12 septembre 2019
Pierre Le Bot, « « ‘Ce maudit pays des Îles’ : l’expédition du marquis d’Antin (1740-1741) » », HAL-SHS : histoire, ID : 10670/1.htf5yy
Je me suis efforcé dans cette contribution d’expliquer les raisons du fiasco par lequel s’acheva la tentative d’intervention navale de la France dans la guerre dite de l’Oreille de Jenkins, qui opposa l’Espagne et la Grande-Bretagne de 1739 à 1742. Venus séparément de Brest et de Toulon, une vingtaine de vaisseaux et de frégates se rassemblèrent au cours de l’automne 1740 à la cale Saint-Louis, sur la côte sud de Saint-Domingue (aujourd'hui Haïti), d’où ils auraient dû attaquer, sans déclaration de guerre, l’île de la Jamaïque et l’escadre britannique qui s’y trouvait mouillée. Pourtant, rien de tel ne se produisit, l’escadre française demeurant au mouillage avant de repartir pour l’Europe à la fin de l’hiver 1741, non sans avoir attiré dans la région de puissantes forces de terre et de mer britanniques, face auxquelles les Espagnols, qu’il s’agissait pourtant de soutenir, se trouvèrent dès lors dangereusement exposés.
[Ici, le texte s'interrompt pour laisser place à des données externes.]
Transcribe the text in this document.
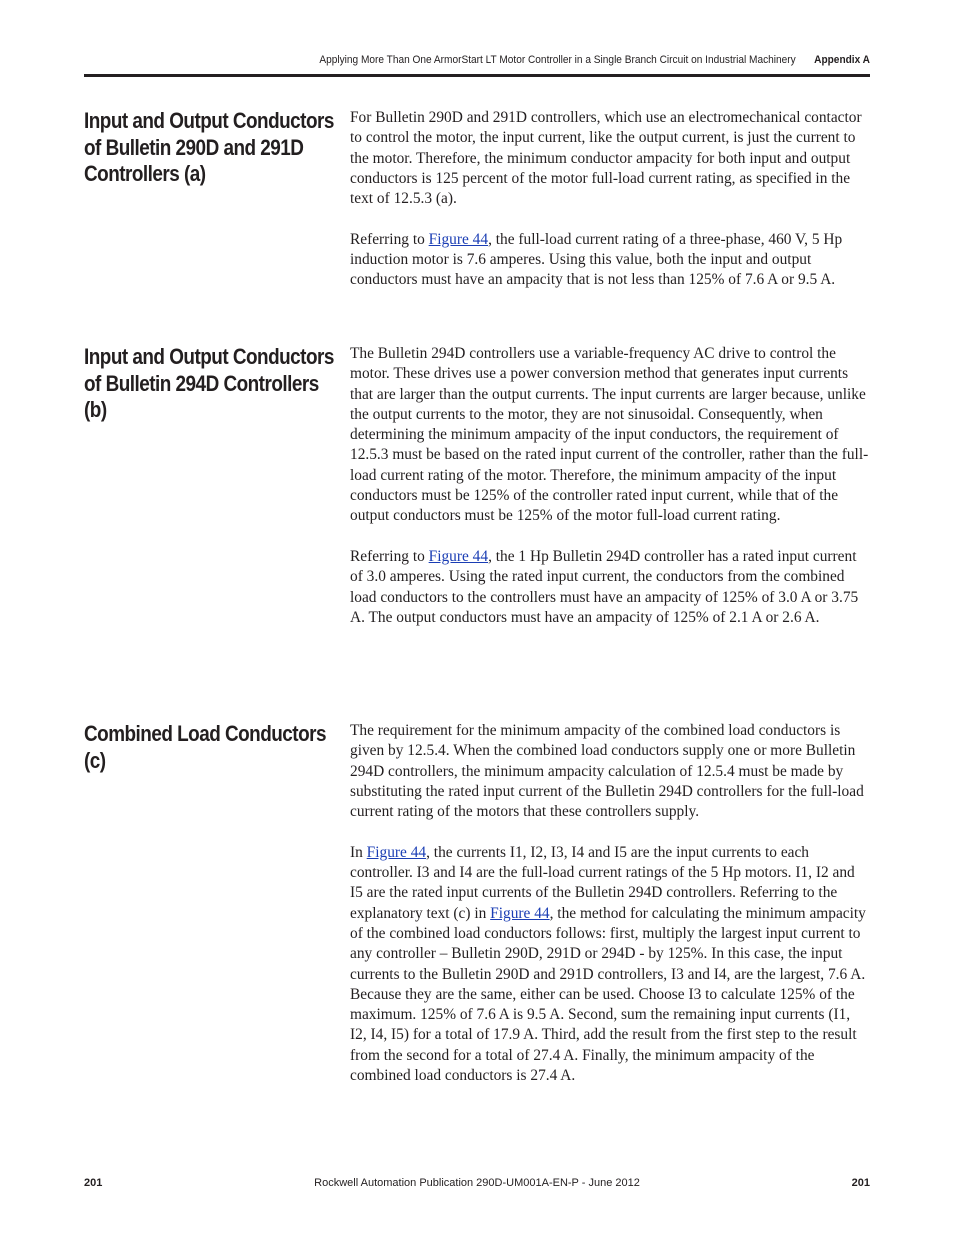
Applying More Than One ArmorStart LT Motor Controller in a Single Branch Circuit on Industrial Machinery Appendix A
Input and Output Conductors of Bulletin 290D and 291D Controllers (a)

For Bulletin 290D and 291D controllers, which use an electromechanical contactor to control the motor, the input current, like the output current, is just the current to the motor. Therefore, the minimum conductor ampacity for both input and output conductors is 125 percent of the motor full-load current rating, as specified in the text of 12.5.3 (a).

Referring to Figure 44, the full-load current rating of a three-phase, 460 V, 5 Hp induction motor is 7.6 amperes. Using this value, both the input and output conductors must have an ampacity that is not less than 125% of 7.6 A or 9.5 A.

Input and Output Conductors of Bulletin 294D Controllers (b)

The Bulletin 294D controllers use a variable-frequency AC drive to control the motor. These drives use a power conversion method that generates input currents that are larger than the output currents. The input currents are larger because, unlike the output currents to the motor, they are not sinusoidal. Consequently, when determining the minimum ampacity of the input conductors, the requirement of 12.5.3 must be based on the rated input current of the controller, rather than the full-load current rating of the motor. Therefore, the minimum ampacity of the input conductors must be 125% of the controller rated input current, while that of the output conductors must be 125% of the motor full-load current rating.

Referring to Figure 44, the 1 Hp Bulletin 294D controller has a rated input current of 3.0 amperes. Using the rated input current, the conductors from the combined load conductors to the controllers must have an ampacity of 125% of 3.0 A or 3.75 A. The output conductors must have an ampacity of 125% of 2.1 A or 2.6 A.

Combined Load Conductors (c)

The requirement for the minimum ampacity of the combined load conductors is given by 12.5.4. When the combined load conductors supply one or more Bulletin 294D controllers, the minimum ampacity calculation of 12.5.4 must be made by substituting the rated input current of the Bulletin 294D controllers for the full-load current rating of the motors that these controllers supply.

In Figure 44, the currents I1, I2, I3, I4 and I5 are the input currents to each controller. I3 and I4 are the full-load current ratings of the 5 Hp motors. I1, I2 and I5 are the rated input currents of the Bulletin 294D controllers. Referring to the explanatory text (c) in Figure 44, the method for calculating the minimum ampacity of the combined load conductors follows: first, multiply the largest input current to any controller – Bulletin 290D, 291D or 294D - by 125%. In this case, the input currents to the Bulletin 290D and 291D controllers, I3 and I4, are the largest, 7.6 A. Because they are the same, either can be used. Choose I3 to calculate 125% of the maximum. 125% of 7.6 A is 9.5 A. Second, sum the remaining input currents (I1, I2, I4, I5) for a total of 17.9 A. Third, add the result from the first step to the result from the second for a total of 27.4 A. Finally, the minimum ampacity of the combined load conductors is 27.4 A.

201	Rockwell Automation Publication 290D-UM001A-EN-P - June 2012	201
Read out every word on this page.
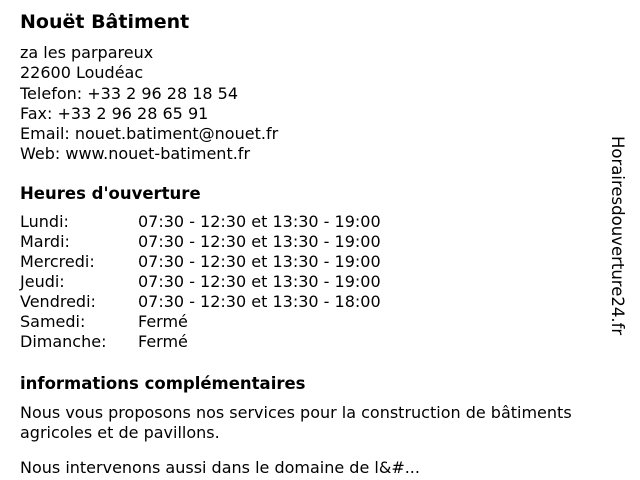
Nouët Bâtiment
za les parpareux
22600 Loudéac
Telefon: +33 2 96 28 18 54
Fax: +33 2 96 28 65 91
Email: nouet.batiment@nouet.fr
Web: www.nouet-batiment.fr
Heures d'ouverture
Lundi:	07:30 - 12:30 et 13:30 - 19:00
Mardi:	07:30 - 12:30 et 13:30 - 19:00
Mercredi:	07:30 - 12:30 et 13:30 - 19:00
Jeudi:	07:30 - 12:30 et 13:30 - 19:00
Vendredi:	07:30 - 12:30 et 13:30 - 18:00
Samedi:	Fermé
Dimanche: Fermé
informations complémentaires
Nous vous proposons nos services pour la construction de bâtiments agricoles et de pavillons.
Nous intervenons aussi dans le domaine de l&#...
Horairesdouverture24.fr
Outre les contretemps habituels en pareil cas à cette époque, cet épisode met en lumière les contraintes auxquelles se heurtait alors toute « projection de force » vers la mer des Caraïbes, c’est-à-dire sur un théâtre d’opérations dont on connaissait encore mal les réalités en Europe : paraissent notamment avoir été sous-estimées à Versailles la durée, pour le moins aléatoires, des traversées transatlantiques à l’âge de la voile, de même que la faiblesse des ressources matérielles et humaines disponibles sur place, sans oublier la vulnérabilité des organismes aux effets du climat et des maladies tropicales.